Es findet eine Rückentwicklung zum Polizeistaat statt, mit allen schlechten Aspekten aus der Zeit vor der Revolution. Die Polizeiabteilungen, die für die Beobachtung politischer, religiöser und Nicht-Regierungsorganisationen zuständig waren, wurden wiederhergestellt, wie der Minister für interne Angelegenheiten kürzlich bekannt gab. Das bedeutet in etwa so viel wie: keine Freiheit und keine Demokratie. Die Menschen auf dem Rabaa-Platz, egal ob „Pro-Mursi“ oder auch „Pro-Demokratie“, sind anfangs friedlich gewesen. Das Massaker vom 27. Juli war ein großes Verbrechen, ein schrecklicher Vorfall – mehr als 200 Menschen starben, mehr als 4.000 wurden verletzt.

Es gibt eine enge Kooperation zwischen Geschäftsleuten des alten Regimes, der Polizei und Kriminellen, die ihre Angriffe unter dem Schutz der Polizei oder der Armee durchführen. Außerdem erleben wir eine große Welle des Hasses und der Gewalt gegen Ägypter, die sichbare Merkmale ihrer Religion tragen, wie zum Beispiel die traditionelle Hijab-Kopfbedeckungen oder Bärte.

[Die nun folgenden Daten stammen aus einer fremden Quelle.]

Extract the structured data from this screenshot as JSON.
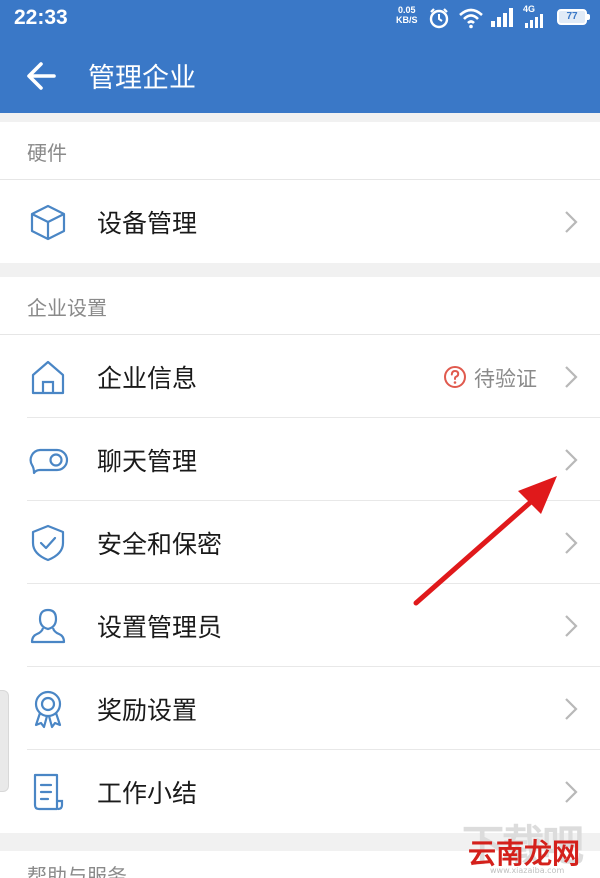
{
  "status_bar": {
    "time": "22:33",
    "speed_value": "0.05",
    "speed_unit": "KB/S",
    "network": "4G",
    "battery": "77"
  },
  "app_bar": {
    "title": "管理企业"
  },
  "sections": [
    {
      "header": "硬件",
      "items": [
        {
          "label": "设备管理",
          "icon": "cube-icon"
        }
      ]
    },
    {
      "header": "企业设置",
      "items": [
        {
          "label": "企业信息",
          "icon": "home-icon",
          "status": "待验证"
        },
        {
          "label": "聊天管理",
          "icon": "toggle-chat-icon"
        },
        {
          "label": "安全和保密",
          "icon": "shield-check-icon"
        },
        {
          "label": "设置管理员",
          "icon": "person-icon"
        },
        {
          "label": "奖励设置",
          "icon": "award-medal-icon"
        },
        {
          "label": "工作小结",
          "icon": "document-icon"
        }
      ]
    },
    {
      "header": "帮助与服务",
      "items": []
    }
  ],
  "watermark": {
    "background_text": "下载吧",
    "brand_text": "云南龙网",
    "url_text": "www.xiazaiba.com"
  },
  "colors": {
    "primary": "#3a78c7",
    "icon_stroke": "#4a86c5",
    "chevron": "#b8b8b8",
    "status_warning": "#e05a4e",
    "annotation_arrow": "#e0191b"
  }
}
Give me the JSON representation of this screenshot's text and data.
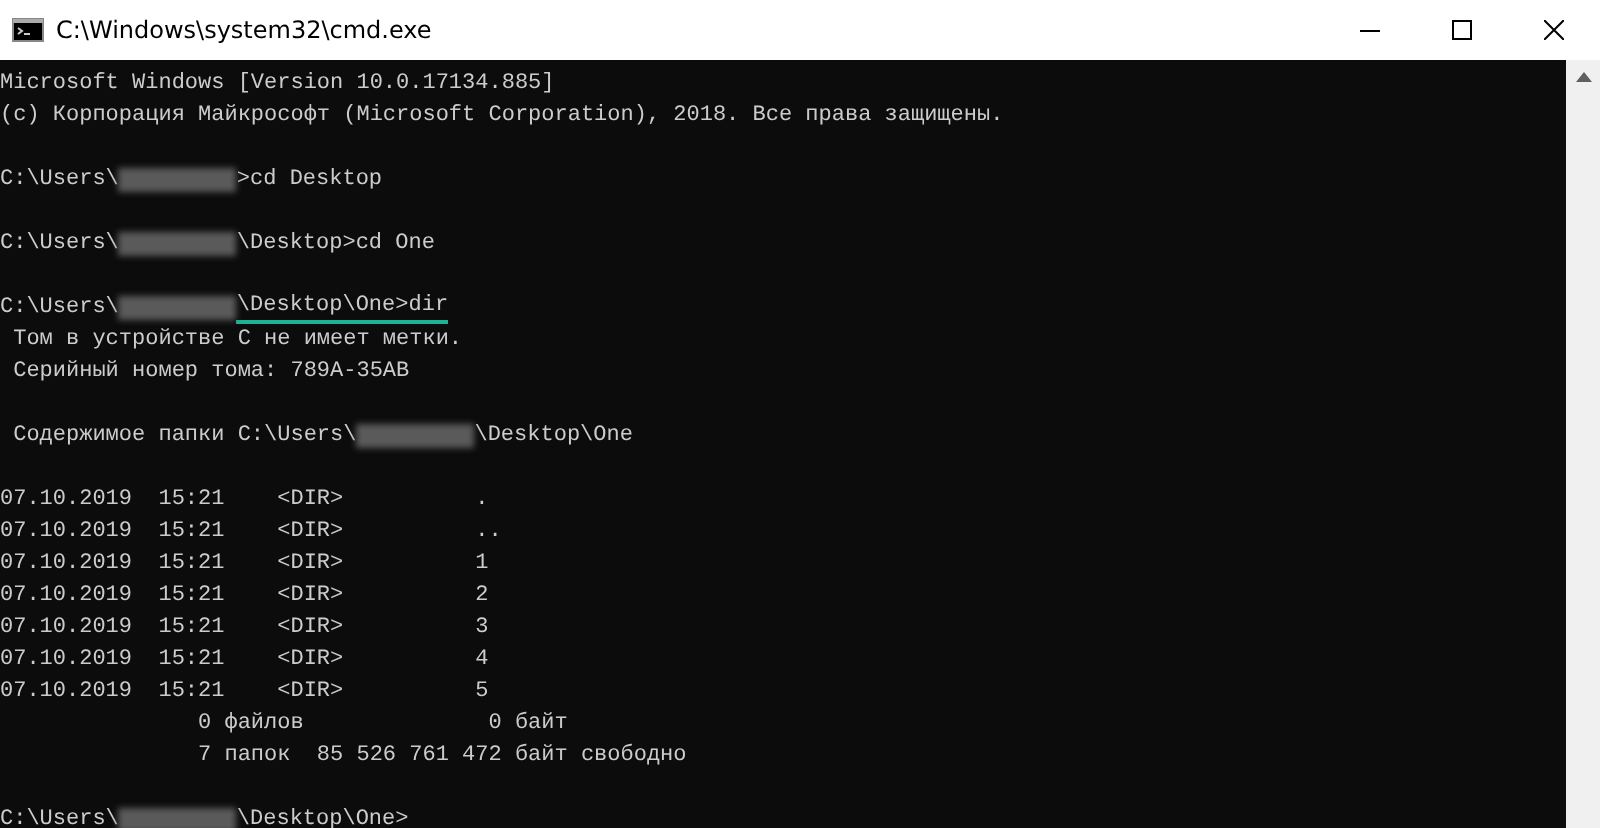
{
  "window": {
    "title": "C:\\Windows\\system32\\cmd.exe"
  },
  "console": {
    "lines": [
      {
        "kind": "text",
        "parts": [
          {
            "kind": "text",
            "text": "Microsoft Windows [Version 10.0.17134.885]"
          }
        ]
      },
      {
        "kind": "text",
        "parts": [
          {
            "kind": "text",
            "text": "(c) Корпорация Майкрософт (Microsoft Corporation), 2018. Все права защищены."
          }
        ]
      },
      {
        "kind": "blank"
      },
      {
        "kind": "text",
        "parts": [
          {
            "kind": "text",
            "text": "C:\\Users\\"
          },
          {
            "kind": "redacted"
          },
          {
            "kind": "text",
            "text": ">cd Desktop"
          }
        ]
      },
      {
        "kind": "blank"
      },
      {
        "kind": "text",
        "parts": [
          {
            "kind": "text",
            "text": "C:\\Users\\"
          },
          {
            "kind": "redacted"
          },
          {
            "kind": "text",
            "text": "\\Desktop>cd One"
          }
        ]
      },
      {
        "kind": "blank"
      },
      {
        "kind": "text",
        "parts": [
          {
            "kind": "text",
            "text": "C:\\Users\\"
          },
          {
            "kind": "redacted"
          },
          {
            "kind": "underlined",
            "text": "\\Desktop\\One>dir"
          }
        ]
      },
      {
        "kind": "text",
        "parts": [
          {
            "kind": "text",
            "text": " Том в устройстве C не имеет метки."
          }
        ]
      },
      {
        "kind": "text",
        "parts": [
          {
            "kind": "text",
            "text": " Серийный номер тома: 789A-35AB"
          }
        ]
      },
      {
        "kind": "blank"
      },
      {
        "kind": "text",
        "parts": [
          {
            "kind": "text",
            "text": " Содержимое папки C:\\Users\\"
          },
          {
            "kind": "redacted"
          },
          {
            "kind": "text",
            "text": "\\Desktop\\One"
          }
        ]
      },
      {
        "kind": "blank"
      },
      {
        "kind": "text",
        "parts": [
          {
            "kind": "text",
            "text": "07.10.2019  15:21    <DIR>          ."
          }
        ]
      },
      {
        "kind": "text",
        "parts": [
          {
            "kind": "text",
            "text": "07.10.2019  15:21    <DIR>          .."
          }
        ]
      },
      {
        "kind": "text",
        "parts": [
          {
            "kind": "text",
            "text": "07.10.2019  15:21    <DIR>          1"
          }
        ]
      },
      {
        "kind": "text",
        "parts": [
          {
            "kind": "text",
            "text": "07.10.2019  15:21    <DIR>          2"
          }
        ]
      },
      {
        "kind": "text",
        "parts": [
          {
            "kind": "text",
            "text": "07.10.2019  15:21    <DIR>          3"
          }
        ]
      },
      {
        "kind": "text",
        "parts": [
          {
            "kind": "text",
            "text": "07.10.2019  15:21    <DIR>          4"
          }
        ]
      },
      {
        "kind": "text",
        "parts": [
          {
            "kind": "text",
            "text": "07.10.2019  15:21    <DIR>          5"
          }
        ]
      },
      {
        "kind": "text",
        "parts": [
          {
            "kind": "text",
            "text": "               0 файлов              0 байт"
          }
        ]
      },
      {
        "kind": "text",
        "parts": [
          {
            "kind": "text",
            "text": "               7 папок  85 526 761 472 байт свободно"
          }
        ]
      },
      {
        "kind": "blank"
      },
      {
        "kind": "text",
        "parts": [
          {
            "kind": "text",
            "text": "C:\\Users\\"
          },
          {
            "kind": "redacted"
          },
          {
            "kind": "text",
            "text": "\\Desktop\\One>"
          }
        ]
      }
    ]
  }
}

Ich glaube, dass die Lage vertrakt ist und wir uns auf die Aufklärung der Menschen konzentrieren sollten, um die tickende Zeitbombe zu entschärfen, die die gesamte Gesellschaft bedroht. Hunderte von Menschen sind bereits gestorben und ich glaube, dass noch Tausende sterben werden, Allah bewahre.

Ich gehe zu verschiedenen Plätzen, um mir ein möglichst umfassendes Bild zu machen. Nicht jede Position der Muslimbrüder ist richtig, aber leider sind sie der letzte Widerstand gegen den Militärputsch, der im Grunde gegen die Revolution ging. Die Militärs werden damit fortfahren, das alte Regime wiederherzustellen.

Ich habe versucht, die Situation tiefergehend zu analysieren: Viele der extremistischen Gruppen in der muslimischen Welt, nicht nur in Ägypten, werden die Geschehnisse als einen Beweis dafür nehmen, dass Demokratie etwas Schlechtes ist. Die Muslimbrüderschaft versucht ihnen seit 90 Jahren zu sagen, dass Demokratie der einzige Weg zum Wandel und dass Gewalt das falsche Mittel ist.

Jetzt und nach dem wahrscheinlichen Sieg des Militärs über die Muslimbrüder befürchte ich, dass die Jugend der Muslimbrüderschaft ihren Glauben an die Demokratie verlieren wird und sich alternativ dem Extremismus zuwendet oder sich nur noch für das eigene Leben interessiert.

Ich habe mit meinen eigenen Augen gesehen, dass Scharfschützen auf Zivilisten, auf unbewaffnete Menschen geschossen haben und einer meiner Freunde (er ist Ingenieur, der für verschiedene Wohltätigkeitsorganisationen arbeitet) hat ein Auge verloren. Außerdem ist am 27. Juli ein Freund von mir gestorben. Er hatte als viertbester an einer japanischen Universität promoviert. Am selben Tag haben wir Ärzte einen unserer Kollegen verloren, als er versuchte, einen der Verletzten zu retten.

Dies ist ein kritischer Moment in der Geschichte Ägyptens und es sind bittere Zeiten für uns Friedensaktivisten.